Yes that is the other idiosyncrasy I have. I combine yarns. Generally they are fine lace and fingerling weights that when pulled together as one yarn becomes a nice worsted weight.
Guess that will have to be a photo post when it’s done, huh?
In the meantime I forwarded a Lola cartoon to my knitting group. Caption was: When it becomes necessary I’ll go through the stash. I would say that’s about right.

Friday, January 14, 2011

The most wonderful time of the year!

This is, I think my favorite time of year for knitting. Maybe it is the cold weather. A time to cuddle up with the blankets that were too hot to even look at back in July, now you can get those puppies finished!

Perhaps it is the post holiday feeling. “At last I can work on something for me.”

A new year and a chance to start fresh?

For whatever the reason, more of my dear friends seem to make it to the knitting meetings, yarn seems to have a whole new pallet to choose from, and even the knitting needles seem to be more inviting. You know, the ones that looked sooo good on the web or in the magazine and then weren’t suitable for anything you wanted to work on? Or am I the only one who buys those things for their beauty?

We have a great new gal at the meetings. She is from Alaska and has decided to relearn knitting. Poor thing has an allergy to metals. I can feel for her since so many foods and other fun things are on my “usedtocould” list. She has to use plastic or other non-metal needles. I guess I am lucky. I do not know what I would do without my Adis’.

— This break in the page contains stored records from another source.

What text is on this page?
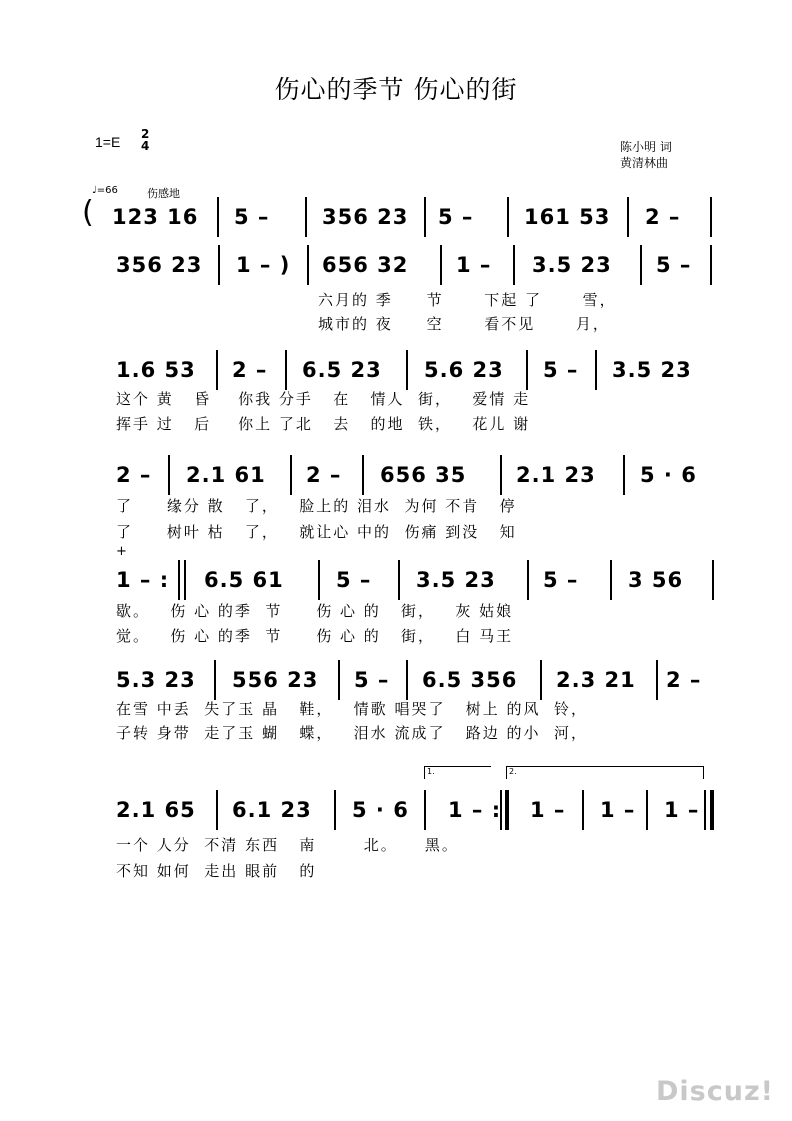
伤心的季节 伤心的街
1=E 2
4	陈小明 词
黄清林曲
♩=66	伤感地
( 123 16 5 –	356 23 5 – 161 53 2 –
356 23 1 – ) 656 32 1 – 3.5 23 5 –
六月的 季     节      下起 了      雪，
城市的 夜     空      看不见      月，
1.6 53 2 – 6.5 23 5.6 23 5 – 3.5 23
这个 黄   昏    你我 分手   在   情人  街，   爱情 走
挥手 过   后    你上 了北   去   的地  铁，   花儿 谢
2 – 2.1 61 2 – 656 35 2.1 23 5 · 6
了     缘分 散   了，   脸上的 泪水  为何 不肯   停
了     树叶 枯   了，   就让心 中的  伤痛 到没   知
+
1 – : 6.5 61 5 – 3.5 23 5 – 3 56
歇。   伤 心 的季  节     伤 心 的   街，   灰 姑娘
觉。   伤 心 的季  节     伤 心 的   街，   白 马王
5.3 23 556 23 5 – 6.5 356 2.3 21 2 –
在雪 中丢  失了玉 晶   鞋，   情歌 唱哭了   树上 的风  铃，
子转 身带  走了玉 蝴   蝶，   泪水 流成了   路边 的小  河，
1.	2.
2.1 65 6.1 23 5 · 6 1 – : 1 – 1 – 1 –
一个 人分  不清 东西   南       北。    黑。
不知 如何  走出 眼前   的
Discuz!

I have a new buddy with the Boy Scouts…. Well several actually, but I feel for her in that she can’t knit or crochet anymore since the carpel tunnel has gotten bad. Another new pal may be going to try again since her surgery.

Perhaps that’s it. I am feeling the shear joy of knitting lately. Though my hands lock up and my dear Tori has to massage them I can still move my hands without too much pain. I can use my favorite needles and as long as I switch back and forth between sizes I am good. I don’t have any trouble with any yarns I use. I am free to take up the Entralac sweater I started, the wool purse, the king size Entralac bedspread, or any of about six additional projects that are sitting neatly in their bags waiting my return.

I am free to begin new projects. I can dig in my stash. I have one you know….. Yes ridiculously large, but I shouldn’t have to shop for yarn for years…. HA!

Yes, this is my favorite time of year to knit.

THEN AGAIN..... IT COULD BE MY ANTICIPATION OF KNITTING THAT WILD RED DRESS THAT I STARTED FOR MY SON'S WEDDING AND DIDN'T GET TO WEAR.
TORI IS ENGAGED TO A WONDERFUL GUY AND THE WEDDING IS SET FOR LATE OCTOBER!

Wednesday, January 12, 2011

Finally done!!!


Ok this one I have been working on for almost a year. Blanket for the grandchildren. IT IS DONE.

Just had to brag a little....

Miss Cathy and Sarah were kind enough to hold it for me. Got to love those Saturday at Books-A-Million Gals!!!